Titik Terang

1.1K 30 7
                                    

    “Kenapa kaget begitu? Masih ada banyak yang bisa dijadikan obat, seperti lipan, cacing tanah, dandelion, tanaman ekor kucing. Semua itu bisa dijadikan obat-obatan juga.”

Leon berkata dengan tenang, “Kemalakian itu sifatnya panas, rasanya pedas, mengeluarkan lendir, mengandung air, bisa membunuh serangga, bisa digunakan sebagai obat pencahar dan membersihkan saluran pencernaan manusia. Meskipun dia agak beracun, tapi khasiatnya tidak bisa diragukan lagi.”

“Jangan kira aku nggak tahu ya,aku sering mendengar di film-film kalau kemalakian bisa digunakan sebagai obat pencahar, dasar dukun gadungan!” kritik Sucyanti.

“Percuma saja aku bicara sampai berbuih juga, kamu tidak tahu apa-apa soal medis!” balas Leon dengan ketus.

Sebagai seorang keturunan ahli pengobatan tradisional, mendengar dirinya disebut ‘dukun gadungan’ membuat Leon cukup kesal. Dia menganggap jika seseorang yang mengata-ngatainya begitu hanyalah orang mabuk.

Jika bukan karena pengalamannya selama ini, keluarga Wibowo tidak akan pernah memiliki kesempatan untuk mengundang Leon ke rumah mereka.

Saat itu juga, Indra berusaha mencairkan suasana, “Tidak usah jadi ribut. Kakek percaya sama Leon. Lagi pula, semua obat itu pasti ada efek sampingnya. Kami tidak bisa menyangsikan kandungan lain yang ada di kemalakian hanya karena dia terkenal sebagai obat pencahar. Sucy, kamu itu bukan seorang ahli kesehatan seperti Nak Leon.”

“Kakek, Kakek ini terlalu percaya padanya sampai jadi buta dengan kenyataan yang ada. Aku akui dia punya keahlian, tapi levelnya sangat terbatas. Aku sama sekali nggak percaya kalau penyakit nenek yang bahkan banyak dokter yang gagal menyembuhkannya bisa sembuh begitu saja di tangannya!”

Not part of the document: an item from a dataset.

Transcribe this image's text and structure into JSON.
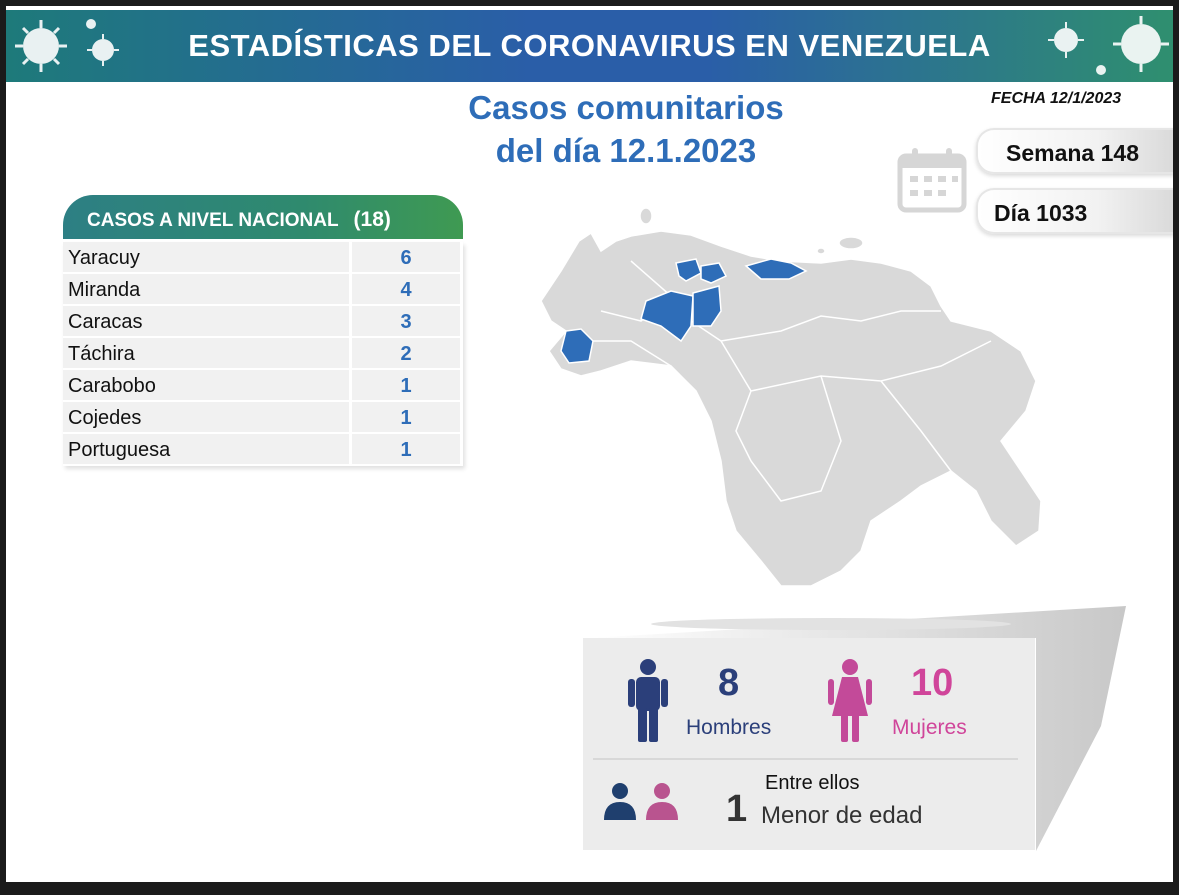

Sekarang, ekspresi wajah Sucyanti tampak begitu gelisah, terutama karena mengkhawatirkan keselamatan neneknya.

Jika perawatannya tidak berjalan dengan baik, itu masih bisa diterima. Namun jika kondisi neneknya semakin memburuk meskipun sudah mendapatkan perawatan, itu tidak bisa dimaafkan!

“Buta? Kamu meremehkan kakekmu sendiri. Aku bukan orang bodoh, aku masih bisa membedakan mana yang benar dan mana yang salah.”

Setelah itu, Indra langsung memanggil kepala pelayan rumahnya.

“Pergilah, cepat belikan obat yang ada di resep sekarang juga dan cepat kembali lagi!”

Indra sangat percaya pada Leon. Dia membantah perkataan cucunya dan langsung membuat keputusan.

Sucyanti benar-benar kecewa pada kakaknya. Dia mengeluh karena kakeknya lebih percaya pada pria tidak jelas asal-usulnya ketimbang cucunya sendiri. Wanita itu kecewa karena kakeknya menyerahkan kesehatan neneknya pada Leon.

Namun, Andrew yang sedari tadi ditunggu pun tak kunjung sampai. Sebagai seorang yang awam dalam bidang medis, kata-katanya tidak cukup untuk meyakinkan kakeknya.

Tak lama, kepala pelayan kembali dengan membawa bahan-bahan sesuai yang dituliskan dalam resep. Kemudian, seorang pelayan pergi ke dapur untuk merebus bahan-bahan obat itu.

Selagi menunggu bahan-bahan obat itu selesai direbus, Leon duduk tegak dan tampak tenang.

Sebenarnya, Indra belum merasa lega saat ini. Dia memang tampak tenang dari luar, namun saat ini dia sedikit kebingungan.

Meskipun dia percaya pada Leon, namun sebelum hasil akhirnya keluar, Indra tidak bisa menjamin jika pria muda itu bisa menyembuhkan istrinya.

Itu adalah dua hal yang berbeda.

Bagaimanapun juga, sebelumnya Indra sudah mendatangi banyak dokter, termasuk teman-teman dokternya yang terkenal di ibukota, namun mereka gagal menyembuhkan istrinya.